Elizabeth Ann was silent for a moment.

“Well,” she said presently, “I don’t mind a new school. I like a change. So does Doris. Perhaps it made her sick to go to the same school too long.”

“I wish I knew what to do,” Cousin Nellie worried. “I can’t seem to decide. How do we know what kind of a place the school will be; and suppose there are heavy snow storms this winter?”

“Elizabeth Ann won’t melt,” said Uncle Doctor cheerfully. “Though she is sweet enough to be sugar she isn’t—and a snow storm won’t hurt her. Anyway, you can’t decide, Nellie, till we get to Seabridge and see what Jennie has to say. I want to look Doris over, too—she may be well enough to go on as usual to what Elizabeth Ann ungratefully calls ‘the same school.’”

So that was the way it was left—Cousin Nellie and Uncle Doctor would decide when they reached Seabridge and talked to Doris’s mother. Elizabeth Ann, though, kept hoping that she and Doris might go to a new school. As she told Lyn, it would be more exciting, and perhaps she could take Antonio, her beautiful white cat with her.

It seemed only a day or two later that the packing was done and all the good-bys said—Mr. Hawkins and Mr. and Mrs. Hanson and the factory nurse and Mr. Fitcher, the farmer Elizabeth Ann had made friends with, and his wife and all the Fitcher children, came to say good-by and tell how much they would miss Elizabeth Ann. Lyn cried, too, until Cousin Nellie reminded her that next year she was coming North to pay her a visit. That made Lyn feel much better.

The trip to Seabridge was long and rather tiresome, for the roads were dusty in some places and oily in others.

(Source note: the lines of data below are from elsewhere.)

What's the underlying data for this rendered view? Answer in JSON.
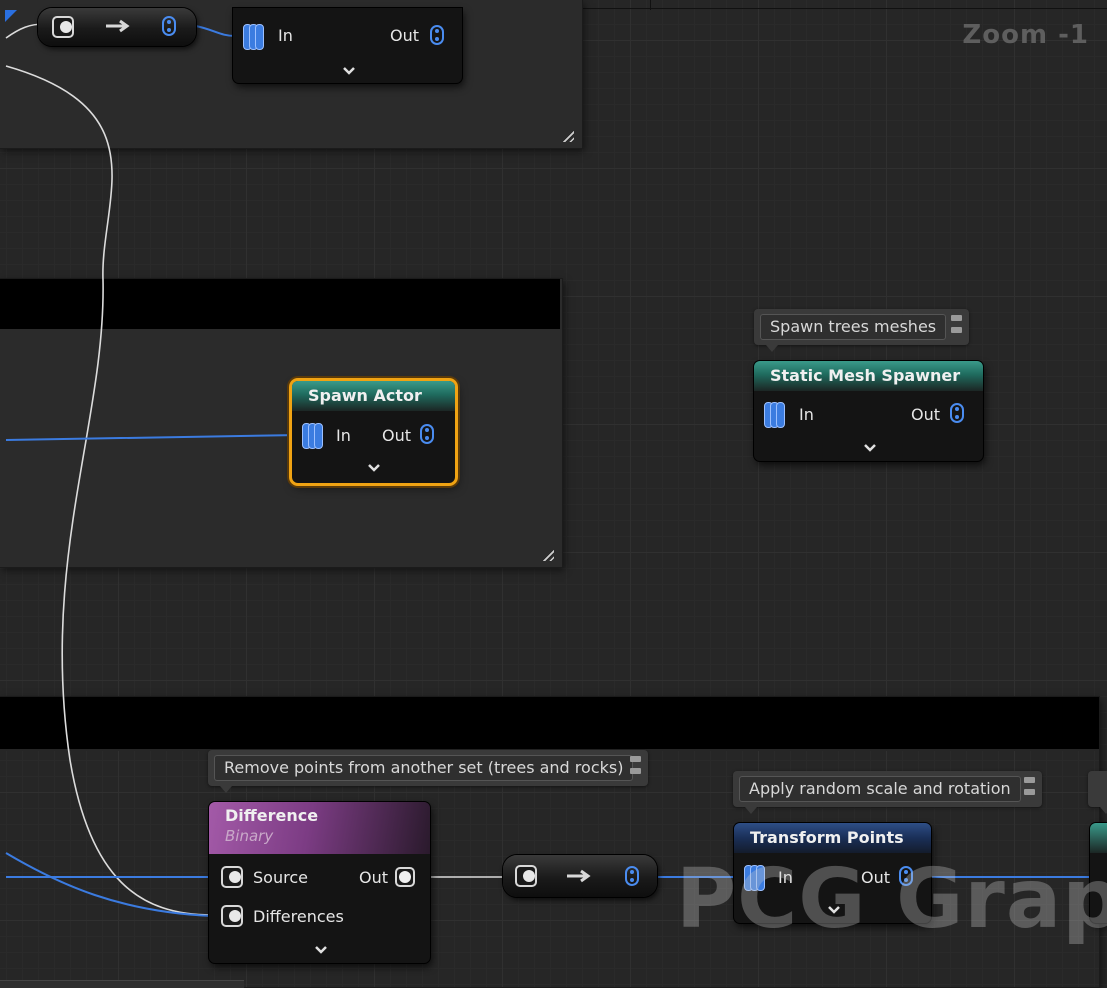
{
  "zoom_label": "Zoom -1",
  "watermark": "PCG Graph",
  "nodes": {
    "top_partial": {
      "in_label": "In",
      "out_label": "Out"
    },
    "spawn_actor": {
      "title": "Spawn Actor",
      "in_label": "In",
      "out_label": "Out"
    },
    "static_mesh_spawner": {
      "title": "Static Mesh Spawner",
      "in_label": "In",
      "out_label": "Out",
      "comment": "Spawn trees meshes"
    },
    "difference": {
      "title": "Difference",
      "subtitle": "Binary",
      "source_label": "Source",
      "differences_label": "Differences",
      "out_label": "Out",
      "comment": "Remove points from another set (trees and rocks)"
    },
    "transform_points": {
      "title": "Transform Points",
      "in_label": "In",
      "out_label": "Out",
      "comment": "Apply random scale and rotation"
    }
  },
  "colors": {
    "wire_blue": "#3b7be0",
    "wire_white": "#dcdcdc",
    "selection": "#f0a313",
    "teal_header": "#2a8a7a",
    "blue_header": "#23406f",
    "purple_header": "#8e4a94"
  }
}
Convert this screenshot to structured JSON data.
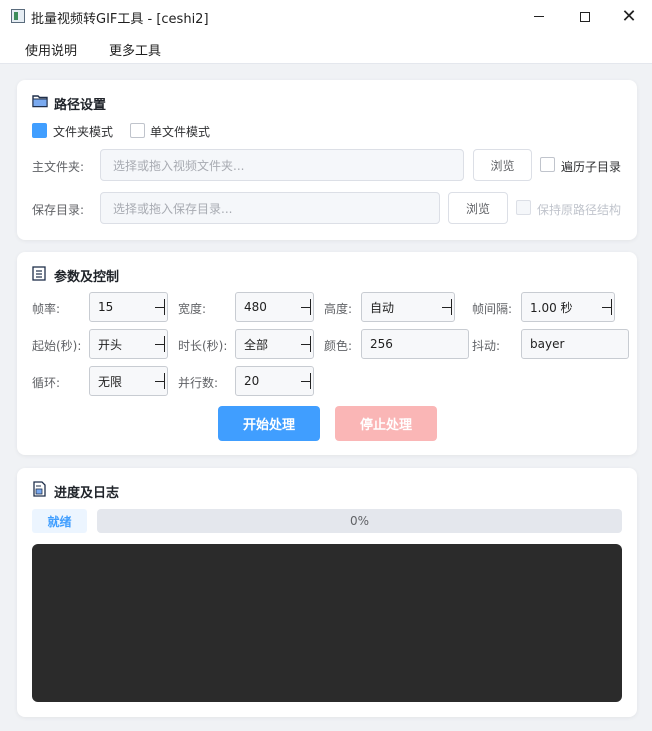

Uncle Doctor and Lex took turns driving and Elizabeth Ann and Muffins rode with Cousin Nellie on the back seat. They stopped at hotels for two nights and they were all glad when they came in sight of the beautiful rolling ocean. Elizabeth Ann spoke for them all when she said, “Going to Cally was fun, because it was a new road; but coming home was just work because there wasn’t anything to surprise us.”

The Masons lived in a little brown house close to the beach, and they were everyone of them at the front door to welcome the travelers. Elizabeth Ann had to look twice at a little girl with a white face and two great dark eyes, before she saw that it was Doris.